«Having a life-threatening disease is fascinating because it plunges you into a new existential world», schrieb die 42-jährige Anna Donald in ihrem Blog, bevor sie an Brustkrebs starb (blogs.bmj.com/category/from-the-other-side). Die exakte Wissenschaftlerin verarbeitete gerade wegen ihrer Gelassenheit – «my liver looked like a Jackson Pollock painting» – emotional berührend ihr Sterben durch alle Tiefen von Chemotherapie, irrationale Hoffnung und Hoffnungslosigkeit. Es brach ihr das Herz, nicht mit ihrem Mann alt werden zu dürfen. Das Privileg, nicht mehr auf laute Partys gehen zu müssen und dem Hamsterrad entkommen zu sein, tröstete sie dagegen. Der 48-jährige Christoph Schlingensief ist einfach wütend und traurig über sein nahes Ende, er hat Kraft für ultimative Inszenierungen und hetzt durch Afrika, um irgendwo noch ein Opernhaus zu bauen und sich ein weiteres Denkmal zu setzen.
Er hört Mozarts Requiem, schreit «Kacke, Kacke, Kacke!» und entdeckt in der neuen existenziellen Welt, dass das Normalste das Schönste ist. «So schön wie hier kanns im Himmel gar nicht sein!» lautet der Titel seines Buches. Und dann geht er zur nächsten Chemotherapie, wie Anna das auch tat. Ebenso werden die himmlischen Mächte angerufen, ähnlich wie die Evidenzologin Anna – Spezialistin für Evidence-Based Medicine – alternative Therapien versuchte.
Verzweifelte greifen nach jedem Strohhalm, sogar hochintelligente Patienten wollen sich manchmal selbst belügen und belogen werden, wie die Geschichte der letzten Krankheit von Susan Sontag zeigt (siehe das Buch «Tod einer Untröstlichen» von David Rieff).
Die exhibitionistische Inszenierung des Sterbens und der Kampf mit allen Mitteln dagegen bringen Trost, Geld und Medienpräsenz. Sie spiegeln aber auch den Geist dieser unsicheren Zeit. Keine Wochenendbeilage kommt ohne das ultimative Todesgewürz aus, der Lottokönig im «Magazin» hat Leukämie, und wenn ein Buch erfolgreich sein soll, muss es vom kleinen oder grossen Tod handeln. Ist dieses Memento mori eine Wandschrift für eine Zeitenwende, vergleichbar mit der Pest 1348 bis 1352 am eigentlichen Beginn der Neuzeit? Wirklich Neues beginne ja mit Krankheit, meinte schon Egon Friedell in seiner Kulturgeschichte der Neuzeit. Ob das stimmt, müssen wir wohl offenlassen.

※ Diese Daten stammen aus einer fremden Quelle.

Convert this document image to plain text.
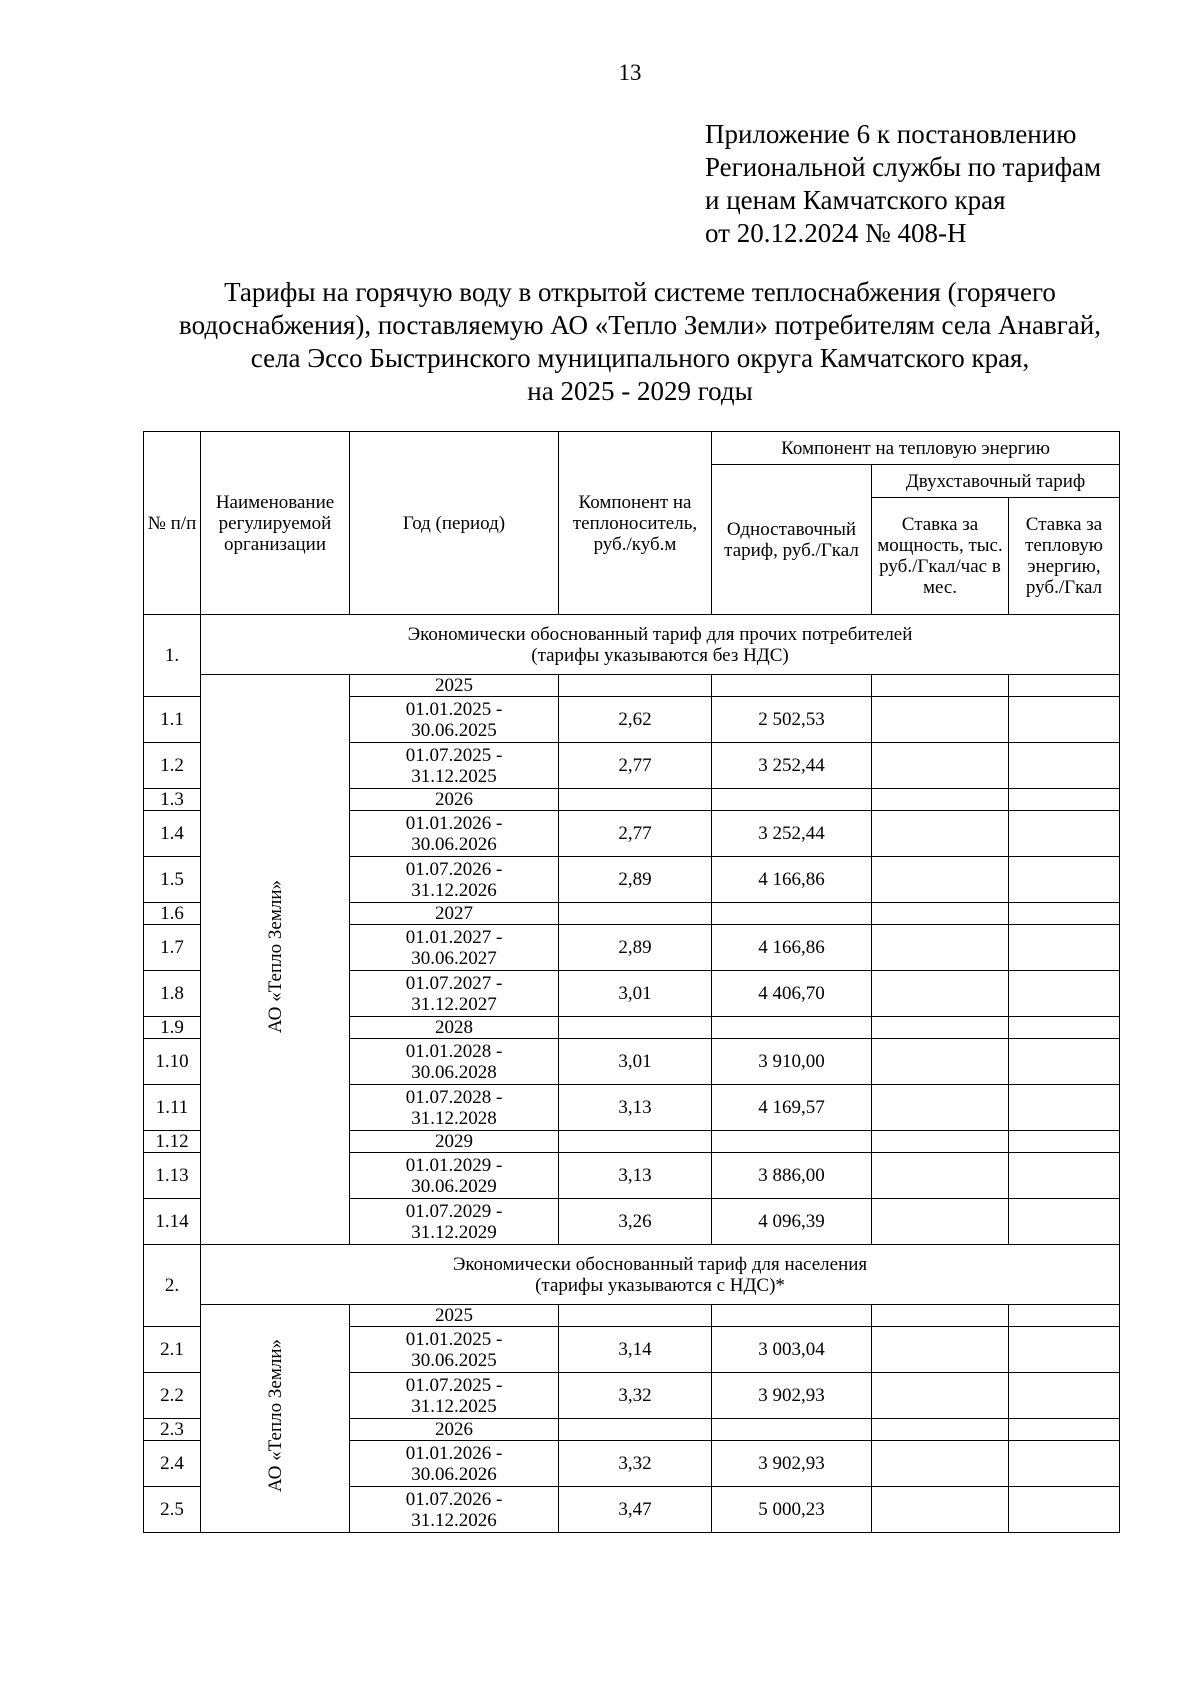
13
Приложение 6 к постановлению
Региональной службы по тарифам
и ценам Камчатского края
от 20.12.2024 № 408-Н
Тарифы на горячую воду в открытой системе теплоснабжения (горячего
водоснабжения), поставляемую АО «Тепло Земли» потребителям села Анавгай,
села Эссо Быстринского муниципального округа Камчатского края,
на 2025 - 2029 годы
№ п/п	Наименование регулируемой организации	Год (период)	Компонент на теплоноситель, руб./куб.м	Компонент на тепловую энергию		
				Одноставочный тариф, руб./Гкал	Двухставочный тариф	
					Ставка за мощность, тыс. руб./Гкал/час в мес.	Ставка за тепловую энергию, руб./Гкал
1.	Экономически обоснованный тариф для прочих потребителей
(тарифы указываются без НДС)					

	АО «Тепло Земли»	2025				
1.1		01.01.2025 -
30.06.2025	2,62	2 502,53		
1.2		01.07.2025 -
31.12.2025	2,77	3 252,44		
1.3		2026				
1.4		01.01.2026 -
30.06.2026	2,77	3 252,44		
1.5		01.07.2026 -
31.12.2026	2,89	4 166,86		
1.6		2027				
1.7		01.01.2027 -
30.06.2027	2,89	4 166,86		
1.8		01.07.2027 -
31.12.2027	3,01	4 406,70		
1.9		2028				
1.10		01.01.2028 -
30.06.2028	3,01	3 910,00		
1.11		01.07.2028 -
31.12.2028	3,13	4 169,57		
1.12		2029				
1.13		01.01.2029 -
30.06.2029	3,13	3 886,00		
1.14		01.07.2029 -
31.12.2029	3,26	4 096,39		
2.	Экономически обоснованный тариф для населения
(тарифы указываются с НДС)*					

	АО «Тепло Земли»	2025				
2.1		01.01.2025 -
30.06.2025	3,14	3 003,04		
2.2		01.07.2025 -
31.12.2025	3,32	3 902,93		
2.3		2026				
2.4		01.01.2026 -
30.06.2026	3,32	3 902,93		
2.5		01.07.2026 -
31.12.2026	3,47	5 000,23		
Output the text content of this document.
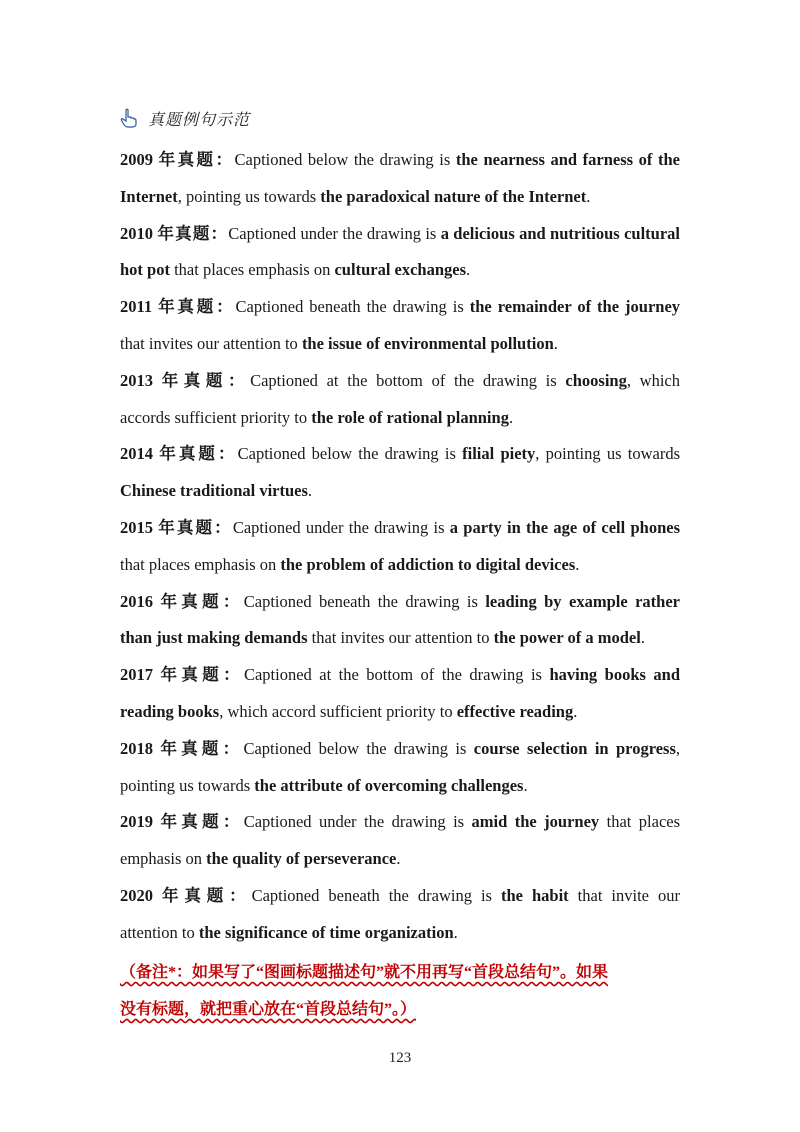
真题例句示范
2009 年真题：Captioned below the drawing is the nearness and farness of the
Internet, pointing us towards the paradoxical nature of the Internet.
2010 年真题：Captioned under the drawing is a delicious and nutritious cultural
hot pot that places emphasis on cultural exchanges.
2011 年真题：Captioned beneath the drawing is the remainder of the journey
that invites our attention to the issue of environmental pollution.
2013 年真题：Captioned at the bottom of the drawing is choosing, which
accords sufficient priority to the role of rational planning.
2014 年真题：Captioned below the drawing is filial piety, pointing us towards
Chinese traditional virtues.
2015 年真题：Captioned under the drawing is a party in the age of cell phones
that places emphasis on the problem of addiction to digital devices.
2016 年真题：Captioned beneath the drawing is leading by example rather
than just making demands that invites our attention to the power of a model.
2017 年真题：Captioned at the bottom of the drawing is having books and
reading books, which accord sufficient priority to effective reading.
2018 年真题：Captioned below the drawing is course selection in progress,
pointing us towards the attribute of overcoming challenges.
2019 年真题：Captioned under the drawing is amid the journey that places
emphasis on the quality of perseverance.
2020 年真题：Captioned beneath the drawing is the habit that invite our
attention to the significance of time organization.
（备注*：如果写了“图画标题描述句”就不用再写“首段总结句”。如果
没有标题，就把重心放在“首段总结句”。）
123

Warum aber merken wir erst, wenn sich völlig überraschend die Perspektive ändert und der verbleibende Zeitraum bloss noch einige Wochen, Monate oder ein Jahr beträgt, dass, wie Schlingensief diktiert, «diese Erde bis jetzt der einzige freie Ort im Universum ist, in dem man gestalten und auch glücklich werden kann»? Warum macht erst die Nähe des Todes das Leben mancher so intensiv?
Anna Donald reflektierte über «what makes me feel good». Solchen Gedanken können wir – auch wenn wir noch gesund sind – einige Sommerrezepte entnehmen: mit Menschen, Freunden, Verwandten zusammen sein und essen, denn der Friede auf Erden entsteht, wenn einander wohlgesinnte Leute gemeinsam an einer Tafel sitzen und zeitlos palavern. Sonnenuntergänge geniessen, lange Spaziergänge, Massagen, Bücher.
Besonders wichtig und wohltuend: Regeln und Tabus brechen, Unerwartetes tun. Widersetzen Sie sich dem Sitzungsterror, streichen Sie Beratungstermine und Alibigelübde für Qualität, die Sie nicht einhalten werden. Gehen Sie stattdessen in den Zoo, wandern Sie über den Fürstensteig, steigen Sie auf den Piz Mitgel, oder lassen Sie sich im Glacier Express verwöhnen. Das ist das wirkliche herrliche Leben – und zudem produktiver.
Prof. Dr. med. Oswald Oelz war bis Ende Juli 2006 Chefarzt für Innere Medizin am Triemli-Spital Zürich. Der Bergsteiger und Buchautor liess sich mit 63 Jahren pensionieren.